Former Privy Council clerk says government 'lost sight' of Vance allegation
Clerk of the Privy Council Michael Wernick attend a swearing in ceremony at Rideau Hall in Ottawa on Friday, March 1, 2019. THE CANADIAN PRESS/Sean Kilpatrick
OTTAWA -- The former Clerk of the Privy Council says the government “lost sight” of an allegation against former defence chief General Jonathan Vance brought to light in March, 2018.
Michael Wernick told the House of Commons’ defence committee Tuesday that because former military ombudsman Gary Walbourne – who raised the report with Defence Minister Harjit Sajjan at the time – couldn’t provide more information about the allegation, they were at an “impasse” but in retrospect could have done more to pursue it.
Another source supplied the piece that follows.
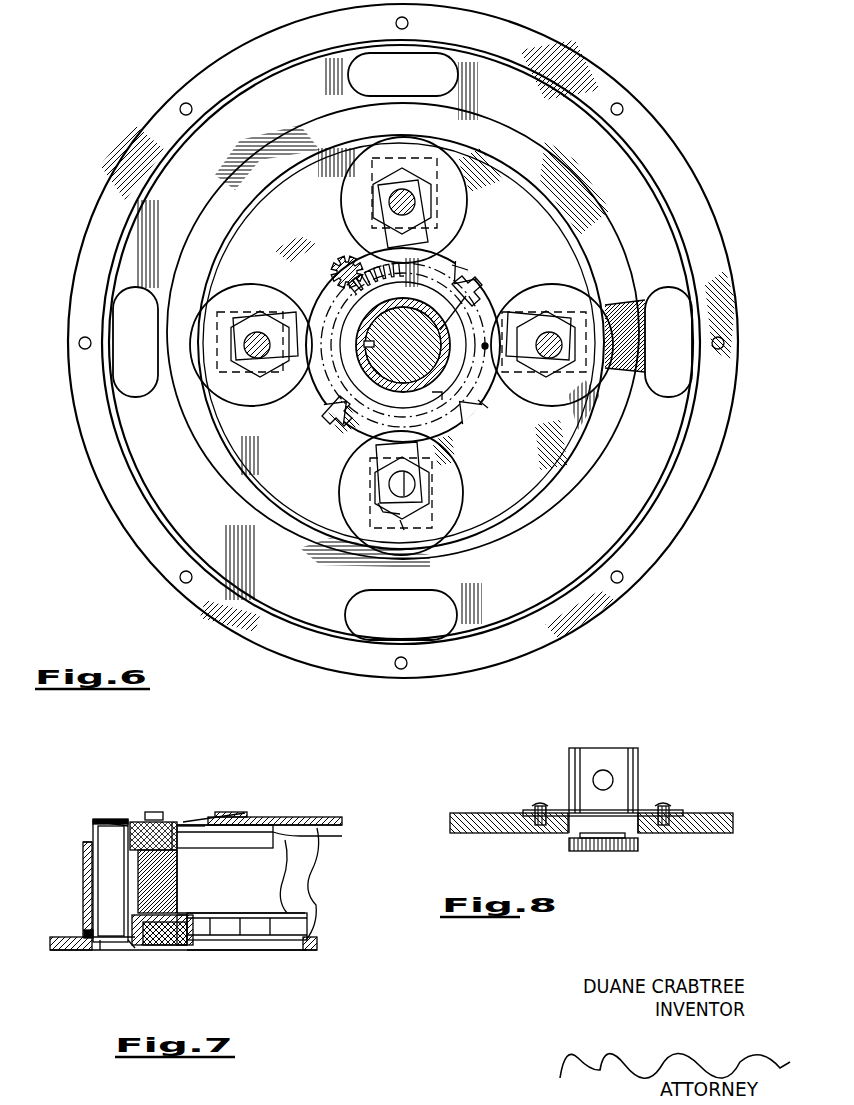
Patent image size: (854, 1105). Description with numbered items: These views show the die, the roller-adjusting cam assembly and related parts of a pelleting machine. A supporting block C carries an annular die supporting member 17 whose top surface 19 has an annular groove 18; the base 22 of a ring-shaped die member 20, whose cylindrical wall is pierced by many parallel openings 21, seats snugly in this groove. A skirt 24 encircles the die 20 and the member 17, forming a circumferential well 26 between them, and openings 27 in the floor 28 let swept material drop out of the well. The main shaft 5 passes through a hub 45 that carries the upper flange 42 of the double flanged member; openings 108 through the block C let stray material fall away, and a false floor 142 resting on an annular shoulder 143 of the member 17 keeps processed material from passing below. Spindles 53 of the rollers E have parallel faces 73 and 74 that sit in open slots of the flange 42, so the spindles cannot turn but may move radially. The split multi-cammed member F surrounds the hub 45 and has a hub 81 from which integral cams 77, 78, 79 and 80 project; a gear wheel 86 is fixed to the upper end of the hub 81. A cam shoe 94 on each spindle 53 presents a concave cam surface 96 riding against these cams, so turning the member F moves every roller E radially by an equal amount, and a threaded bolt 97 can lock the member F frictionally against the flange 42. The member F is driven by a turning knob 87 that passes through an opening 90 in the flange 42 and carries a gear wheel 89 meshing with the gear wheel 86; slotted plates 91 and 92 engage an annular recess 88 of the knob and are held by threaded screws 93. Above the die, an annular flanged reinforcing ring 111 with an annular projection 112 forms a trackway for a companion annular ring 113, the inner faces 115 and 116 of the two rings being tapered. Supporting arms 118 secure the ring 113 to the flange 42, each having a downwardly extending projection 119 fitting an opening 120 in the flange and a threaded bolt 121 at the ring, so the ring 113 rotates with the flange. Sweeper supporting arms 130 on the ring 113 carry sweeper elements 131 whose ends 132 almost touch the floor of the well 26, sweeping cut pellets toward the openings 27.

“Our judgement in mid-March was that we reached an impasse, there was no complainant to interview, no witnesses to interview and it would have been inappropriate to confront General Vance, there was no path forward,” he said.
“There were options for Minister Sajjan to do things differently. I do think there were options for Mr. Walbourne to do things differently and I can see that there may have been options for the Privy Council Office (PCO) to do things differently.”
In earlier testimony to the committee, Walbourne said he had brought evidence to the defence minister in a private meeting but he was abruptly turned away and told to go to the appropriate avenues to report the allegation.
Sajjan repeated on Tuesday that he took the proper step of informing his then-chief of staff to follow up with the PCO about the allegation given it involved a governor-in-council appointment. When the PCO did contact Walbourne, they were denied further information.
“I think Mr. Walbourne was acting in good faith, the minister was acting in good faith, we were acting in good faith, but it created an impasse,” said Wernick, adding that his office never formally closed the file on Vance in hopes more information would be unearthed or Walbourne would provide redacted material.
Wernick said he met with Sajjan in May and June of 2018 to discuss Vance’s performance and the length of his tenure, but acknowledged neither of them raised the allegation in their meetings.
He said at the time there were other preoccupations including the implementation of new defence policies, a renewed acquisition of fighters jets, Canada’s deployment to Mali, the Armed Forces’ leadership of the NATO training mission in Iraq, and the fact that Vance had good relations with the U.S. military at a time of turbulence in the White House.
“I concede in hindsight that they probably caused us to lose focus on the issue of sexual misconduct,” he said.
Military police launched an investigation into sexual misconduct allegations against Vance in early February following his retirement. CTV News has not independently verified these allegations. Vance’s successor, Admiral Art McDonald, is also under investigation.
The current military ombudsman Gregory Lick on Tuesday issued a plea to the committee to refrain from politicizing its review of sexual misconduct in the Canadian Armed Forces and to focus now on concrete change.
"Enough of the self-protectionism and deflecting, enough political foot-dragging. It’s time to focus our collective energy on changing culture and establishing processes that will truly serve the individuals who find themselves the subject of misconduct," Lick said.
He said, as he did at the status of women committee last month, that he would have taken the same steps as his successor and would have hoped, as Walbourne did, for some confirmation of discretion to pass along to the victim.
Wernick said Sajjan could have at the very least accepted the envelope with the evidence of the alleged event but as in any case of misconduct, sexual or otherwise, it becomes difficult to investigate without the consent of the victim.
“If you don’t have corroboration of witnesses it does come down to he said, she said, he said and so on and getting to the bottom of it is not an easy thing to do and that’s why having professional, trained investigative bodies is a good idea,” he said.
In a statement to CTVNews.ca, Conservative defence critic James Bezan said “The revelation by the former Clerk of the Privy Council that Minister Sajjan could have accepted the evidence from the former Defence Ombudsman and the defence minister’s changing story is more evidence of a Liberal cover-up.”
Sajjan repeated the government’s commitment to developing an independent investigative body outside of the chain of command to manage sexual misconduct allegations.